La politique d’austérité imposée à la Grèce par les créanciers européens est directement responsable d’une augmentation de la pauvreté en milieu rural, et de l’insécurité alimentaire de la population. A ce titre, l’Union européenne a donc violé le droit des populations à s’alimenter. C’est la conclusion d’un rapport du Transnational Institute (TNI), un organisme de recherche et de défense basé à Amsterdam.
Dans leur rapport, intitulé « Democracy not for sale : The struggle for food sovereignty in the age of austerity in Greece », qui a été publié lundi, les auteurs du rapport affirment que « les mesures d’austérité ont non seulement augmenté la pauvreté et l’insécurité alimentaire, mais que, de plus, elles ont consolidé une industrie agroalimentaire qui risque de perpétuer les inégalités en matière d’accès et de contrôle sur la nourriture. »

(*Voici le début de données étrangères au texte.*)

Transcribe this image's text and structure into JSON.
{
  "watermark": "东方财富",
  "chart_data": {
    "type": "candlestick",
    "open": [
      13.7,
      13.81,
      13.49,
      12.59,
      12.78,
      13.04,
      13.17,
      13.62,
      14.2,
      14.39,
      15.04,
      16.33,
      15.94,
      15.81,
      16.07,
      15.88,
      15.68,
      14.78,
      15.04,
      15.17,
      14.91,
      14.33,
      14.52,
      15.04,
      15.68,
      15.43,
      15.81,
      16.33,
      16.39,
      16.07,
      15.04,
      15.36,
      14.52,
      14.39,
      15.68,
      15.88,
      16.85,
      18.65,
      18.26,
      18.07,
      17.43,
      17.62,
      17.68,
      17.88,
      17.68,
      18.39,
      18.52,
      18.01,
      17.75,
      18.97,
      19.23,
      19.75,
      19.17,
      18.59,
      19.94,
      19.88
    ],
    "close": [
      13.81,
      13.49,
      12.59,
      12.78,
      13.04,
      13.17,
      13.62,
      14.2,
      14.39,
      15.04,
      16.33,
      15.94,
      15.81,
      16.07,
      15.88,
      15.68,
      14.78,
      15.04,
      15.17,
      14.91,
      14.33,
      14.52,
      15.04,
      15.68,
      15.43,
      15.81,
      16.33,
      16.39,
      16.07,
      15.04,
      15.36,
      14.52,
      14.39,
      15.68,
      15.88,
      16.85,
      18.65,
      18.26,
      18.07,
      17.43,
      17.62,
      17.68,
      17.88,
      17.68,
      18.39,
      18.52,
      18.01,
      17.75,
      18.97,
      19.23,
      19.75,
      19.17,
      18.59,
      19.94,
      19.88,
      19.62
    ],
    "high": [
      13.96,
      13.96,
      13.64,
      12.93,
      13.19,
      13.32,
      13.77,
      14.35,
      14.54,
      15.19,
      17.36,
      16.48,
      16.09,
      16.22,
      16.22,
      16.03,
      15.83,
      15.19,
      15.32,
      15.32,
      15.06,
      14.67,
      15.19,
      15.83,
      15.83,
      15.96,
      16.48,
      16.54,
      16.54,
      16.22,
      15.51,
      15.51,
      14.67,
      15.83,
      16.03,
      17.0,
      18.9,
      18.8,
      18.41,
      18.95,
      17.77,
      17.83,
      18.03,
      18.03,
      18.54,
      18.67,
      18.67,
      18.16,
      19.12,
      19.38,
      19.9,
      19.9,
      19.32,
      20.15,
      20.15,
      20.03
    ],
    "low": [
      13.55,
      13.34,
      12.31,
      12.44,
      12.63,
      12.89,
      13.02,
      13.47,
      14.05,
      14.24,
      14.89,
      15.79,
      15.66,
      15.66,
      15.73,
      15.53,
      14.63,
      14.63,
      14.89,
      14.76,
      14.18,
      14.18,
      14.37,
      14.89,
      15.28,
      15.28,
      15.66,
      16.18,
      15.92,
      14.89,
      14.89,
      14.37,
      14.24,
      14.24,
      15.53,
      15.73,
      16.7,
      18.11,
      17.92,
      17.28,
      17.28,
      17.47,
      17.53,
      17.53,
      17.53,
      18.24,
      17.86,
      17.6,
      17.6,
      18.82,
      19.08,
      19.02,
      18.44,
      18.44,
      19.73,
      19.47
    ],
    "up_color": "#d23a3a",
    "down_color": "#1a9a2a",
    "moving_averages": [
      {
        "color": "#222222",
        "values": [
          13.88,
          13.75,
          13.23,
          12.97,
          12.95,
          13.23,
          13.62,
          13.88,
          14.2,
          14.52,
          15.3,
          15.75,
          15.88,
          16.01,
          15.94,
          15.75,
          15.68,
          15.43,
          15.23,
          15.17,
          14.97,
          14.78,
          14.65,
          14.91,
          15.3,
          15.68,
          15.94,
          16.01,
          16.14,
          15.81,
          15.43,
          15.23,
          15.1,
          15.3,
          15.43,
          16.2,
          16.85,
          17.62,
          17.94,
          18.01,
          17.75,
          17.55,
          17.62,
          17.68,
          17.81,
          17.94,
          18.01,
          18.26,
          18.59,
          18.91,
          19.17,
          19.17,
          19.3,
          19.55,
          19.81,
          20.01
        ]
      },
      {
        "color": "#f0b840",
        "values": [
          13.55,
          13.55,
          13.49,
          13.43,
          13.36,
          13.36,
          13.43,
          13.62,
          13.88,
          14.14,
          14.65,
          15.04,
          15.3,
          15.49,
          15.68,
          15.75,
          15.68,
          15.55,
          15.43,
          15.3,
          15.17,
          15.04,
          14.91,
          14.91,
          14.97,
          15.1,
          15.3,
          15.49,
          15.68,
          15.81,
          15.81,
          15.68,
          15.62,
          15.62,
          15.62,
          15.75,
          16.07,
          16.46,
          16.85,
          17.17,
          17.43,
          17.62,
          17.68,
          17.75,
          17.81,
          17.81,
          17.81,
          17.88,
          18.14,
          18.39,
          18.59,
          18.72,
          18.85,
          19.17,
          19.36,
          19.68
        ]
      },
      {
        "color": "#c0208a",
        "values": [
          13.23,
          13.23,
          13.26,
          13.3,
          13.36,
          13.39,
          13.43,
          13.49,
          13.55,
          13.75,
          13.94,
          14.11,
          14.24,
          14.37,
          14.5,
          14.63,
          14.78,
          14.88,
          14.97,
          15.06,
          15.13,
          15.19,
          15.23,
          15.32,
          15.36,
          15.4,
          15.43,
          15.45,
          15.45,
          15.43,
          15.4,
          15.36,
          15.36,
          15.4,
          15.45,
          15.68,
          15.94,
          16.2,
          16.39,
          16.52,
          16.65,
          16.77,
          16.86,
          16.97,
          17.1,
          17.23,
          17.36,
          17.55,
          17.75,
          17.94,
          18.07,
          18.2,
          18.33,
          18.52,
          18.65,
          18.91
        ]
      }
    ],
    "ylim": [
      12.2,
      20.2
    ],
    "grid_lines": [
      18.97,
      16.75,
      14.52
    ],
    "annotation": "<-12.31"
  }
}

Près de 40 % des campagnards grecs menacés de pauvreté
Ils ont calculé que 38,9 % des citoyens grecs résidant en zone rurale en 2017 étaient menacés de pauvreté, que le taux de chômage dans ces régions est passé de 7 % à 25 % entre 2008 et 2013, tandis que le revenu par tête a chuté de 23,5 % au cours des mêmes années. Ils notent en outre que les prix des produits alimentaires ont augmenté plus rapidement en Grèce qu’ailleurs dans la zone euro, alors que les revenus et le coût du travail se sont effondrés.

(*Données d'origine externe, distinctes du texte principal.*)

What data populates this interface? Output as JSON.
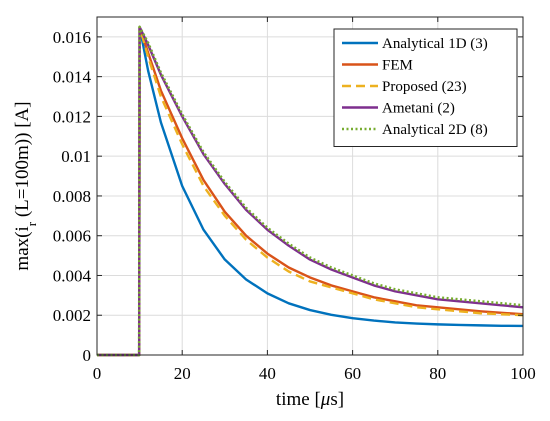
{
  "chart_data": {
    "type": "line",
    "title": "",
    "xlabel_parts": [
      "time [",
      "μ",
      "s]"
    ],
    "ylabel_parts": [
      "max(i",
      "r",
      " (L=100m)) [A]"
    ],
    "xlim": [
      0,
      100
    ],
    "ylim": [
      0,
      0.017
    ],
    "xticks": [
      0,
      20,
      40,
      60,
      80,
      100
    ],
    "yticks": [
      0,
      0.002,
      0.004,
      0.006,
      0.008,
      0.01,
      0.012,
      0.014,
      0.016
    ],
    "xtick_labels": [
      "0",
      "20",
      "40",
      "60",
      "80",
      "100"
    ],
    "ytick_labels": [
      "0",
      "0.002",
      "0.004",
      "0.006",
      "0.008",
      "0.01",
      "0.012",
      "0.014",
      "0.016"
    ],
    "grid": true,
    "legend_position": "top-right",
    "series": [
      {
        "name": "Analytical 1D (3)",
        "color": "#0072bd",
        "style": "solid",
        "x": [
          0,
          9.9,
          10,
          12,
          15,
          20,
          25,
          30,
          35,
          40,
          45,
          50,
          55,
          60,
          65,
          70,
          75,
          80,
          85,
          90,
          95,
          100
        ],
        "y": [
          0,
          0,
          0.0165,
          0.0143,
          0.0117,
          0.0085,
          0.0063,
          0.0048,
          0.0038,
          0.0031,
          0.0026,
          0.00226,
          0.00202,
          0.00185,
          0.00173,
          0.00164,
          0.00158,
          0.00154,
          0.00151,
          0.00149,
          0.00147,
          0.00146
        ]
      },
      {
        "name": "FEM",
        "color": "#d95319",
        "style": "solid",
        "x": [
          0,
          9.9,
          10,
          12,
          15,
          20,
          25,
          30,
          35,
          40,
          45,
          50,
          55,
          60,
          65,
          70,
          75,
          80,
          85,
          90,
          95,
          100
        ],
        "y": [
          0,
          0,
          0.0165,
          0.0152,
          0.0133,
          0.0109,
          0.0088,
          0.0072,
          0.006,
          0.0051,
          0.0044,
          0.0039,
          0.0035,
          0.0032,
          0.0029,
          0.0027,
          0.0025,
          0.0024,
          0.0023,
          0.0022,
          0.00212,
          0.00205
        ]
      },
      {
        "name": "Proposed (23)",
        "color": "#edb120",
        "style": "dashed",
        "x": [
          0,
          9.9,
          10,
          12,
          15,
          20,
          25,
          30,
          35,
          40,
          45,
          50,
          55,
          60,
          65,
          70,
          75,
          80,
          85,
          90,
          95,
          100
        ],
        "y": [
          0,
          0,
          0.0165,
          0.015,
          0.013,
          0.0106,
          0.0085,
          0.007,
          0.0058,
          0.0049,
          0.0042,
          0.0037,
          0.0034,
          0.0031,
          0.0028,
          0.0026,
          0.0024,
          0.0023,
          0.0022,
          0.0021,
          0.00205,
          0.002
        ]
      },
      {
        "name": "Ametani (2)",
        "color": "#7e2f8e",
        "style": "solid",
        "x": [
          0,
          9.9,
          10,
          12,
          15,
          20,
          25,
          30,
          35,
          40,
          45,
          50,
          55,
          60,
          65,
          70,
          75,
          80,
          85,
          90,
          95,
          100
        ],
        "y": [
          0,
          0,
          0.0165,
          0.0156,
          0.0141,
          0.012,
          0.0101,
          0.0086,
          0.0073,
          0.0063,
          0.0055,
          0.0048,
          0.0043,
          0.0039,
          0.0035,
          0.0032,
          0.003,
          0.0028,
          0.0027,
          0.0026,
          0.0025,
          0.0024
        ]
      },
      {
        "name": "Analytical 2D (8)",
        "color": "#77ac30",
        "style": "dotted",
        "x": [
          0,
          9.9,
          10,
          12,
          15,
          20,
          25,
          30,
          35,
          40,
          45,
          50,
          55,
          60,
          65,
          70,
          75,
          80,
          85,
          90,
          95,
          100
        ],
        "y": [
          0,
          0,
          0.0165,
          0.0157,
          0.0142,
          0.0121,
          0.0102,
          0.0087,
          0.0074,
          0.0064,
          0.0056,
          0.0049,
          0.0044,
          0.004,
          0.0036,
          0.0033,
          0.0031,
          0.0029,
          0.0028,
          0.0027,
          0.0026,
          0.0025
        ]
      }
    ]
  }
}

Cette situation a augmenté l’insécurité alimentaire dans toute la Grèce, car même si les gens ont réduit globalement leurs dépenses alimentaires, la part de celle-ci dans le total de leur budget a augmenté, passant de 16,4 % en 2008 à 20,7 % en 2016.
Des enquêtes sur le terrain menées sur 26 zones différentes dans le pays ont montré que la proportion de familles qui ne pouvaient plus se permettre un repas avec de la viande, du poulet, du poisson ou un équivalent protéiné végétarien un jour sur 2 a doublé au cours de la même période, passant de 7 %, à plus de 14 %. En outre, le nombre de familles incapables d’apporter une ration protéinée quotidienne à leurs enfants a également doublé, pour atteindre 8,9 % en 2014.
Les chercheurs notent que les réformes structurelles ont fait pencher la balance en faveur des plus gros détaillants de produits alimentaires et des négociants privés, au détriment des petits producteurs.
Une mise en cause de l’UE possible
Selon Olivier De Schutter, ex-rapporteur spécial de l’ONU pour le droit à l’alimentation, l’Union Européenne pourrait être mise en cause pour avoir violé le droit à la nourriture des Grecs, en vertu de l’article 340 du traité de fonctionnement de l’UE. Celui-ci prévoit « très clairement que le dommage causé en conséquence d’une faute des institutions de l’UE est un dommage qui devrait faire l’objet d’une compensation ». Toute la question serait d’identifier les personnes qui ont été affectées directement par les mesures d’austérité, qui seraient donc fondées à soumettre leur cas à la cour Européenne de justice. « Je connais des gens qui réfléchissent, et on m’a demandé conseil sur cette possibilité », précise-t-il.
« On nous dit que la Grèce est maintenant hors de danger, mais les impacts sur le niveau de vie des familles grecques et sur le droit la nourriture en particulier ont été énormes. Il est essentiel que nous tirions les leçons de ce qui s’est passé. Les résultats [de cette étude] sont une contribution significative pour le débat qui doit maintenant s’ouvrir », conclut-il.